Afrique : l’Inde se tourne vers le Maghreb pour contourner Trump

Les taxes imposées par Washington bouleversent les stratégies industrielles indiennes. Face à la menace d’un effondrement de leurs ventes aux États-Unis, plusieurs groupes indiens déplacent leurs regards vers l’Afrique, en particulier le Maghreb, qui apparaît comme une base de production alternative.

L’Afrique, nouvelle terre d’opportunités

Selon Bloomberg, les industriels indiens sont en pleine zone de turbulence. Leurs grands clients américains exigent de renégocier les contrats, certains ayant même suspendu leurs commandes. Dans ce contexte, l’Afrique offre une échappatoire grâce à ses régimes fiscaux avantageux, permettant de conserver l’accès au marché américain malgré la hausse des droits de douane.

Le Maroc se distingue comme un pôle attractif. Ses zones industrielles modernes et son arsenal d’incitations fiscales séduisent les investisseurs : exonérations de TVA, allègements de droits de douane, dispositifs spéciaux pour l’export. Le royaume s’impose ainsi comme un hub stratégique, au même titre que le Nigeria, l’Éthiopie ou encore le Botswana, qui déploient aussi leurs propres mesures d’attraction.

Un fournisseur majeur du groupe américain GAP, déjà implanté au Kenya et en Éthiopie, incarne ce virage.
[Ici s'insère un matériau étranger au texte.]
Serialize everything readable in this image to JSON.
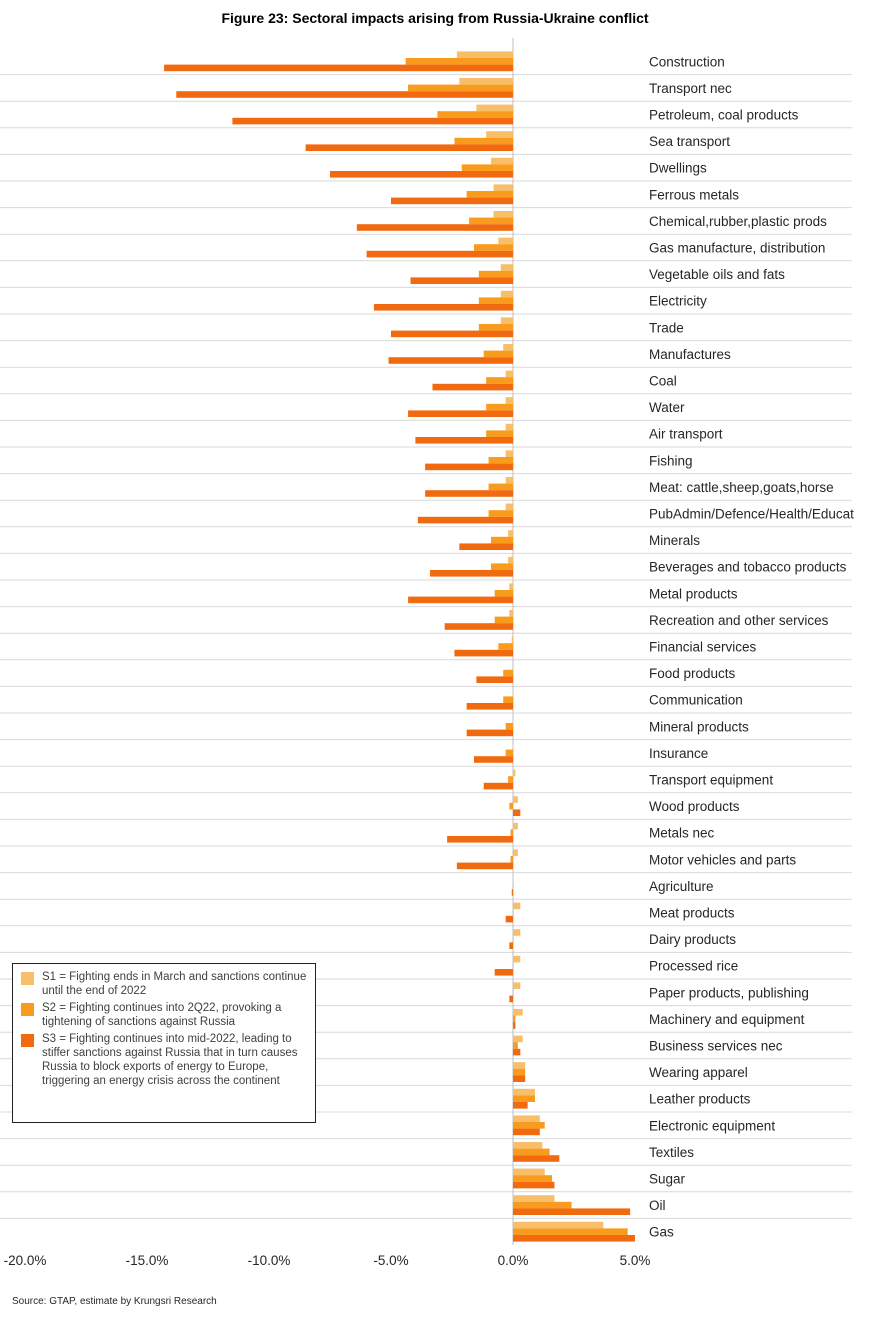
{
  "title": "Figure 23: Sectoral impacts arising from Russia-Ukraine conflict",
  "source": "Source: GTAP, estimate by Krungsri Research",
  "colors": {
    "s1": "#F8BE6A",
    "s2": "#F99B1C",
    "s3": "#F26A10",
    "grid": "#D9D9D9",
    "axis": "#BFBFBF"
  },
  "legend": [
    {
      "label": "S1 = Fighting ends in March and sanctions continue until the end of 2022",
      "color": "#F8BE6A"
    },
    {
      "label": "S2 = Fighting continues into 2Q22, provoking a tightening of sanctions against Russia",
      "color": "#F99B1C"
    },
    {
      "label": "S3 = Fighting continues into mid-2022, leading to stiffer sanctions against Russia that in turn causes Russia to block exports of energy to Europe, triggering an energy crisis across the continent",
      "color": "#F26A10"
    }
  ],
  "chart_data": {
    "type": "bar",
    "orientation": "horizontal",
    "title": "Figure 23: Sectoral impacts arising from Russia-Ukraine conflict",
    "xlim": [
      -20,
      5
    ],
    "xticks": [
      -20,
      -15,
      -10,
      -5,
      0,
      5
    ],
    "xtick_labels": [
      "-20.0%",
      "-15.0%",
      "-10.0%",
      "-5.0%",
      "0.0%",
      "5.0%"
    ],
    "unit": "%",
    "legend_position": "bottom-left",
    "categories": [
      "Construction",
      "Transport nec",
      "Petroleum, coal products",
      "Sea transport",
      "Dwellings",
      "Ferrous metals",
      "Chemical,rubber,plastic prods",
      "Gas manufacture, distribution",
      "Vegetable oils and fats",
      "Electricity",
      "Trade",
      "Manufactures",
      "Coal",
      "Water",
      "Air transport",
      "Fishing",
      "Meat: cattle,sheep,goats,horse",
      "PubAdmin/Defence/Health/Educat",
      "Minerals",
      "Beverages and tobacco products",
      "Metal products",
      "Recreation and other services",
      "Financial services",
      "Food products",
      "Communication",
      "Mineral products",
      "Insurance",
      "Transport equipment",
      "Wood products",
      "Metals nec",
      "Motor vehicles and parts",
      "Agriculture",
      "Meat products",
      "Dairy products",
      "Processed rice",
      "Paper products, publishing",
      "Machinery and equipment",
      "Business services nec",
      "Wearing apparel",
      "Leather products",
      "Electronic equipment",
      "Textiles",
      "Sugar",
      "Oil",
      "Gas"
    ],
    "series": [
      {
        "name": "S1",
        "values": [
          -2.3,
          -2.2,
          -1.5,
          -1.1,
          -0.9,
          -0.8,
          -0.8,
          -0.6,
          -0.5,
          -0.5,
          -0.5,
          -0.4,
          -0.3,
          -0.3,
          -0.3,
          -0.3,
          -0.3,
          -0.3,
          -0.2,
          -0.2,
          -0.15,
          -0.15,
          -0.05,
          0.0,
          0.0,
          0.0,
          0.0,
          0.1,
          0.2,
          0.2,
          0.2,
          0.0,
          0.3,
          0.3,
          0.3,
          0.3,
          0.4,
          0.4,
          0.5,
          0.9,
          1.1,
          1.2,
          1.3,
          1.7,
          3.7
        ]
      },
      {
        "name": "S2",
        "values": [
          -4.4,
          -4.3,
          -3.1,
          -2.4,
          -2.1,
          -1.9,
          -1.8,
          -1.6,
          -1.4,
          -1.4,
          -1.4,
          -1.2,
          -1.1,
          -1.1,
          -1.1,
          -1.0,
          -1.0,
          -1.0,
          -0.9,
          -0.9,
          -0.75,
          -0.75,
          -0.6,
          -0.4,
          -0.4,
          -0.3,
          -0.3,
          -0.2,
          -0.15,
          -0.1,
          -0.1,
          0.0,
          0.0,
          0.0,
          0.0,
          0.0,
          0.1,
          0.2,
          0.5,
          0.9,
          1.3,
          1.5,
          1.6,
          2.4,
          4.7
        ]
      },
      {
        "name": "S3",
        "values": [
          -14.3,
          -13.8,
          -11.5,
          -8.5,
          -7.5,
          -5.0,
          -6.4,
          -6.0,
          -4.2,
          -5.7,
          -5.0,
          -5.1,
          -3.3,
          -4.3,
          -4.0,
          -3.6,
          -3.6,
          -3.9,
          -2.2,
          -3.4,
          -4.3,
          -2.8,
          -2.4,
          -1.5,
          -1.9,
          -1.9,
          -1.6,
          -1.2,
          0.3,
          -2.7,
          -2.3,
          -0.05,
          -0.3,
          -0.15,
          -0.75,
          -0.15,
          0.1,
          0.3,
          0.5,
          0.6,
          1.1,
          1.9,
          1.7,
          4.8,
          5.0
        ]
      }
    ]
  }
}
Il prévoit d’étendre sa production en Afrique si les surtaxes atteignent 50 %. Bénéficiant aujourd’hui d’un taux préférentiel de 10 % sur ses exportations textiles, il considère le continent comme une solution durable pour sécuriser ses relations avec les distributeurs américains.

Une dépendance fragilisée aux États-Unis

Pour l’Inde, les secteurs les plus menacés sont l’habillement et la joaillerie. Les experts évoquent une chute possible de 90 % des ventes à destination du marché américain, un séisme qui frapperait directement l’emploi et les recettes d’exportation. Sans adaptation rapide, préviennent-ils, le choc pourrait être irrémédiable.

Cette recherche de relais de croissance pousse ainsi New Delhi et ses entreprises à miser sur l’Afrique, où la combinaison d’exonérations fiscales et de coûts de production compétitifs assure une certaine résilience face aux turbulences commerciales.

Trump, déclencheur d’une recomposition mondiale

Depuis son retour à la Maison-Blanche en 2024, Donald Trump applique une politique commerciale résolument protectionniste. Son administration a renforcé les droits de douane, désormais compris entre 10 % et 20 % sur de nombreux produits importés, et pouvant atteindre 60 % pour la Chine. L’Inde, dont les États-Unis constituent le premier débouché commercial, est frappée de plein fouet.

L’impact ne se limite pas au sous-continent. En Afrique, des pays comme l’Éthiopie misent sur le textile, le Botswana sur la transformation des pierres précieuses, et le Nigeria sur des incitations fiscales ciblées. Tous entendent profiter de ce repositionnement industriel mondial.

Une redistribution des cartes

Si cette dynamique se confirmais, elle pourrait remodeler les chaînes d’approvisionnement internationales. Pour l’Afrique, l’enjeu n’est pas seulement d’attirer les capitaux indiens, mais aussi de développer des filières locales capables de créer de la valeur ajoutée et de renforcer leur rôle dans le commerce mondial.

Ce basculement stratégique montre combien une décision fiscale prise à Washington peut résonner bien au-delà de ses frontières et redessiner l’économie planétaire.